Voix d'Afrique N°102.

2014
Année Internationale
de l´Agriculture Familiale


70% des pauvres sont localisés dans les zones rurales et sont agriculteurs


L’Assemblée Générale de l’ONU a déclaré 2014 ‘’Année Internationale de l’Agriculture Familiale’’ (AIAF). Les objectifs sont nombreux : promouvoir un développement durable des systèmes de l’Agriculture Familiale paysanne, luter efficace-ment contre la pauvreté et la faim, recréer un milieu rural fondé sur le respect de l’environnement et la biodiversité.

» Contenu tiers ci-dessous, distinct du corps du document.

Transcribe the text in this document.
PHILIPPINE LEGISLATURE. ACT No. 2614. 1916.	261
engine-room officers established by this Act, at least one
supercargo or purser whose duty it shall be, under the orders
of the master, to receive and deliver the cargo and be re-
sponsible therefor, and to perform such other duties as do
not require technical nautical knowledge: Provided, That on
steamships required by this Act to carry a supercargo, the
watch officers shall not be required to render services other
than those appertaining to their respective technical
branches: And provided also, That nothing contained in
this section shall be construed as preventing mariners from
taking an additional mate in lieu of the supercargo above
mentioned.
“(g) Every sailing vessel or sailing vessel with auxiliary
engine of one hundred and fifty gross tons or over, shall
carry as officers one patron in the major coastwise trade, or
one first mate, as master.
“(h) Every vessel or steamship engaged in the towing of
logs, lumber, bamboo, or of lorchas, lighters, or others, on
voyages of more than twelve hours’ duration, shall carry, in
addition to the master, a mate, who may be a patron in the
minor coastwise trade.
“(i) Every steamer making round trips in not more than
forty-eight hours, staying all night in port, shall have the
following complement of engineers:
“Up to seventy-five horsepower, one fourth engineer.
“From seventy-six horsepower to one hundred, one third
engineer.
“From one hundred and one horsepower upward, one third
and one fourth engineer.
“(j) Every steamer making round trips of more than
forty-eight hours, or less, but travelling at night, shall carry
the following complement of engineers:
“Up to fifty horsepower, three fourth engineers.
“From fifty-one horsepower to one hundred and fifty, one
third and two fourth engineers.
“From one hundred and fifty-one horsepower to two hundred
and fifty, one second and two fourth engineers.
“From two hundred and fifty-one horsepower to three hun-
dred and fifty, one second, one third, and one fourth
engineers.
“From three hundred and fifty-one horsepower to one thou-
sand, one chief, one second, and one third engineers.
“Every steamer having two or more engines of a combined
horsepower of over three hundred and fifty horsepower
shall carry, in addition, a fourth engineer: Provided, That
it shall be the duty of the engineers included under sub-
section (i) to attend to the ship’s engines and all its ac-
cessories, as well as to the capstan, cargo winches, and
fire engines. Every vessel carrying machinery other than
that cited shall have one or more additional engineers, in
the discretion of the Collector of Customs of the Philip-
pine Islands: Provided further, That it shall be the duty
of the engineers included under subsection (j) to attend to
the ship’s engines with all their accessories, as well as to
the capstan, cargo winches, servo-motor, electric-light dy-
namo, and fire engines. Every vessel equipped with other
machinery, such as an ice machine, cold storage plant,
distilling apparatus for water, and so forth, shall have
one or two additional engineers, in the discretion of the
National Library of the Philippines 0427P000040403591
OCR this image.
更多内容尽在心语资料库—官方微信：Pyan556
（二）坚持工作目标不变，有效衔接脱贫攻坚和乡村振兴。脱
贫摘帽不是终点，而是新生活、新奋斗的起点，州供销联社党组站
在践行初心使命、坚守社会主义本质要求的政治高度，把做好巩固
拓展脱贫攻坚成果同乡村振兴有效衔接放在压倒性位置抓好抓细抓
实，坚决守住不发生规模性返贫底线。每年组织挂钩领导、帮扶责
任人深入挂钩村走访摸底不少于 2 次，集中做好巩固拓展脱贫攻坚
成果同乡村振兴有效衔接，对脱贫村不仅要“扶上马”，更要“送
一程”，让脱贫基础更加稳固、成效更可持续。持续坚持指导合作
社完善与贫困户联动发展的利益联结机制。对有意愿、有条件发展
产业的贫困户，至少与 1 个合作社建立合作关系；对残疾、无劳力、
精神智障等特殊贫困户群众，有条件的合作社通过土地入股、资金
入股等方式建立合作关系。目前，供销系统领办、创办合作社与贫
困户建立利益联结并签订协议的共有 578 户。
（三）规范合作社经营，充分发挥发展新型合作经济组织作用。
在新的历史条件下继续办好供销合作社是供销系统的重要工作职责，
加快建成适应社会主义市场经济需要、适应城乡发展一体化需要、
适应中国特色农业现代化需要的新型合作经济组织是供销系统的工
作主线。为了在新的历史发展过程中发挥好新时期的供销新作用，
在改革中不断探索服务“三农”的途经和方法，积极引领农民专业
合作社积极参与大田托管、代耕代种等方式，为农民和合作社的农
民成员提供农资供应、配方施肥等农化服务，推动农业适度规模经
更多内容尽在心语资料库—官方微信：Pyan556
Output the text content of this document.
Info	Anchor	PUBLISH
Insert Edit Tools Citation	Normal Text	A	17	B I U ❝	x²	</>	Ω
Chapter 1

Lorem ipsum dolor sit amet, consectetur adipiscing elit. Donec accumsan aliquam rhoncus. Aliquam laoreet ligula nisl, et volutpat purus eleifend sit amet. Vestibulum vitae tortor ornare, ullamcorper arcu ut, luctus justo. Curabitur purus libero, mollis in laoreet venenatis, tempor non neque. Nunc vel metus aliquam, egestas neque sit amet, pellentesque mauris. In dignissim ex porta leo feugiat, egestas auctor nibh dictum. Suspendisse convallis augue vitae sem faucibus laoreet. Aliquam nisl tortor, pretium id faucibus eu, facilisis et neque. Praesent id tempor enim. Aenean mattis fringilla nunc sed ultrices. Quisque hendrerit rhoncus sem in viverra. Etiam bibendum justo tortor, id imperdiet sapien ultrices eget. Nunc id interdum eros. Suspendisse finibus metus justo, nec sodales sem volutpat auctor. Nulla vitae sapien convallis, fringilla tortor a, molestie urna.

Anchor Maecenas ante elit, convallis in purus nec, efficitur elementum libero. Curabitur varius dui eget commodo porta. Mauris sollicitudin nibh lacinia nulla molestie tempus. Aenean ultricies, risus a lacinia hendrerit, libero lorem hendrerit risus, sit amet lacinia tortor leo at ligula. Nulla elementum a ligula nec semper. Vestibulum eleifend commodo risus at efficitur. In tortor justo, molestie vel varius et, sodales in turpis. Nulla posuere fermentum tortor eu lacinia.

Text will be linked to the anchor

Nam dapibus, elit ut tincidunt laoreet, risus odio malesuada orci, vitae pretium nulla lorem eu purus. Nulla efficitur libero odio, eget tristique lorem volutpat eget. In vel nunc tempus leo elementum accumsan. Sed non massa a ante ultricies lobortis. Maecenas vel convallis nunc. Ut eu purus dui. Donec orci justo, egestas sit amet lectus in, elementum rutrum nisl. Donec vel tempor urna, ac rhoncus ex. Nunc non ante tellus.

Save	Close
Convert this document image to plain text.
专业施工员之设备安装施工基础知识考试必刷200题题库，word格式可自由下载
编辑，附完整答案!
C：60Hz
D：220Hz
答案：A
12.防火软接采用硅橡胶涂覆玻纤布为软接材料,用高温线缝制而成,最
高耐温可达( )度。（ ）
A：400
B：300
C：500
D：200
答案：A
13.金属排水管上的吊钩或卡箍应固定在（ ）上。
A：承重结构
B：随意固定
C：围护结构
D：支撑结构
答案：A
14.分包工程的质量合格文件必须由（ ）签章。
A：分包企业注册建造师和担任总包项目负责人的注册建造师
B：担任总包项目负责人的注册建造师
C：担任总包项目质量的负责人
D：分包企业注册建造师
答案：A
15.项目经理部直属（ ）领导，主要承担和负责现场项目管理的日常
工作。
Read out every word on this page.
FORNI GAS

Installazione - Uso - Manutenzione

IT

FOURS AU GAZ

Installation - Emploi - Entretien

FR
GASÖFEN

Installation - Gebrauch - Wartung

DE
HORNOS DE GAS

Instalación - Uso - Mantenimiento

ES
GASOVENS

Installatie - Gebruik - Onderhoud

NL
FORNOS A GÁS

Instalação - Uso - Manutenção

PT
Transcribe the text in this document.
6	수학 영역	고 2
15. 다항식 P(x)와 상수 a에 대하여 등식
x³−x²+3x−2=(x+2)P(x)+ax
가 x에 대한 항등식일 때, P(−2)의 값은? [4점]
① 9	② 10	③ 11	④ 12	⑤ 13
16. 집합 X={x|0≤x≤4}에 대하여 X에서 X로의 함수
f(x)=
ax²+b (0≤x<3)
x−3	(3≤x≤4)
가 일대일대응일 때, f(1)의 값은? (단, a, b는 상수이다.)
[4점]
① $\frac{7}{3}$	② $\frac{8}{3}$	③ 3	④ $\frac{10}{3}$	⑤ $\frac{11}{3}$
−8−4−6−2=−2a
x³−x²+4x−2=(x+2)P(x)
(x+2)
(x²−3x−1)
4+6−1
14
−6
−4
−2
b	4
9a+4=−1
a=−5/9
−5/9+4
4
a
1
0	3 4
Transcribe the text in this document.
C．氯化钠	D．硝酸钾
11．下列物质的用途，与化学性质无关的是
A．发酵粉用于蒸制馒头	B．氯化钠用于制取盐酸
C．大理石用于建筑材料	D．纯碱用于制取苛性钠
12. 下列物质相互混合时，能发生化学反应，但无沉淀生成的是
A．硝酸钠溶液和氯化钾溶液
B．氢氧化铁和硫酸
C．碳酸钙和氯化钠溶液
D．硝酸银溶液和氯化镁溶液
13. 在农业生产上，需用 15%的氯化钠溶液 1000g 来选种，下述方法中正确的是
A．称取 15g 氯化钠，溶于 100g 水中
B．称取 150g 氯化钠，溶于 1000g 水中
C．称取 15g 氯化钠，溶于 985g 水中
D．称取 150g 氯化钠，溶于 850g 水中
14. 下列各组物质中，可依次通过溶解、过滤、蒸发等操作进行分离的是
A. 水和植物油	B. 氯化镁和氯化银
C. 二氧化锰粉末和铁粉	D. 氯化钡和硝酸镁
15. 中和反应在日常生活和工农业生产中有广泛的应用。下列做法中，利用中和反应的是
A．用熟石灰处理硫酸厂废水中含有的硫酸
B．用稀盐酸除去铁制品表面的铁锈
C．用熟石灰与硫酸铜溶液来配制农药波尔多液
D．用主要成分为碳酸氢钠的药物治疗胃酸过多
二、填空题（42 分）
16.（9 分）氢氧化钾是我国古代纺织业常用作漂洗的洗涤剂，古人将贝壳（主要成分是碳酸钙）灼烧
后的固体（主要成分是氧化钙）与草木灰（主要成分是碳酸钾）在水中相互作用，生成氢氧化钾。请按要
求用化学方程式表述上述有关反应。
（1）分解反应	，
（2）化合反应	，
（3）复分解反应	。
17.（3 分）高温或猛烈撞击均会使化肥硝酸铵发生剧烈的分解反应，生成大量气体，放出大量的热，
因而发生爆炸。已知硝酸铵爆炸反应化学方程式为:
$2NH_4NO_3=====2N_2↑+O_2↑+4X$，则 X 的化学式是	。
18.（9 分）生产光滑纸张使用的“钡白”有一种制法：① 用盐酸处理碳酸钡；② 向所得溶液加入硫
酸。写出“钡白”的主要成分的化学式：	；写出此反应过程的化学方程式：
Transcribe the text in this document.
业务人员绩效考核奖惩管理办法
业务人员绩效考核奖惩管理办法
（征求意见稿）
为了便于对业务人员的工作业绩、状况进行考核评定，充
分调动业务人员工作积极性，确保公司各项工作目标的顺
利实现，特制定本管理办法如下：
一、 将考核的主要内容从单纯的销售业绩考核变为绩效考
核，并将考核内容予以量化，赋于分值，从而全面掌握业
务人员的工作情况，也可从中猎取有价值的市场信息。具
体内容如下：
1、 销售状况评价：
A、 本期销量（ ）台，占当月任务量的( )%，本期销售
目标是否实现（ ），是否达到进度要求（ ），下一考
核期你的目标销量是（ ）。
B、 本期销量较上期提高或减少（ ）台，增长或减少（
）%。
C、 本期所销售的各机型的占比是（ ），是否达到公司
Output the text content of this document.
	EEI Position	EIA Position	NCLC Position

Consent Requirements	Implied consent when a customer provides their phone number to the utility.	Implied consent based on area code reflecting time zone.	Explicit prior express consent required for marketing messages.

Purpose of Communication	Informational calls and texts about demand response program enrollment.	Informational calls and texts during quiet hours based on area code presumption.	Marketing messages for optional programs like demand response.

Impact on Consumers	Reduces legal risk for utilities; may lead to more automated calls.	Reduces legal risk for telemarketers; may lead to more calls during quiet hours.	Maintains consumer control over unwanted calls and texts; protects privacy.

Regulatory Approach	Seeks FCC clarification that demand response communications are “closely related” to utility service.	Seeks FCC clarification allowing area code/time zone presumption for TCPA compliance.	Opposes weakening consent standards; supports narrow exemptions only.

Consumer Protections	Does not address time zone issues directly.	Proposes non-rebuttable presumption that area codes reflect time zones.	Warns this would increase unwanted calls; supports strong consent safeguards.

En Afrique, l’Agriculture Familiale produit environ 80% de la nourriture consommée sur le continent. Mais elle ne se limite pas à la production alimentaire. Elle structure un tissu social, économique et culturel. Elle gère le territoire, et elle est une source de revenus. Elle permet la préservation des va-leurs et des modes de vie.
Pour beaucoup de responsables africains, « exploitation paysanne familiale » évoque un modèle de production archaïque orientée vers l’autosubsistance. Mais, en fait, elle va beaucoup plus loin. De toute façon, qu’on le veuille ou non, il ne sera pas possible d’échapper à la question de l’avenir des zones rurales africaines. Une des meilleures réponses n’est-elle pas de favoriser leur développement agricole et donc d’appuyer la modernisation des agricultures familiales ?



Situation
de l’agriculture familiale

L’agriculture familiale africai-ne est concernée directement par l’Objectif 1 du Millénaire pour le Développement, de réduire de moitié d’ici 2015 l’extrême pauvreté et la faim. En effet, selon la plupart des observateurs, 70% des pauvres sont localisés dans les zones rurales et sont agriculteurs.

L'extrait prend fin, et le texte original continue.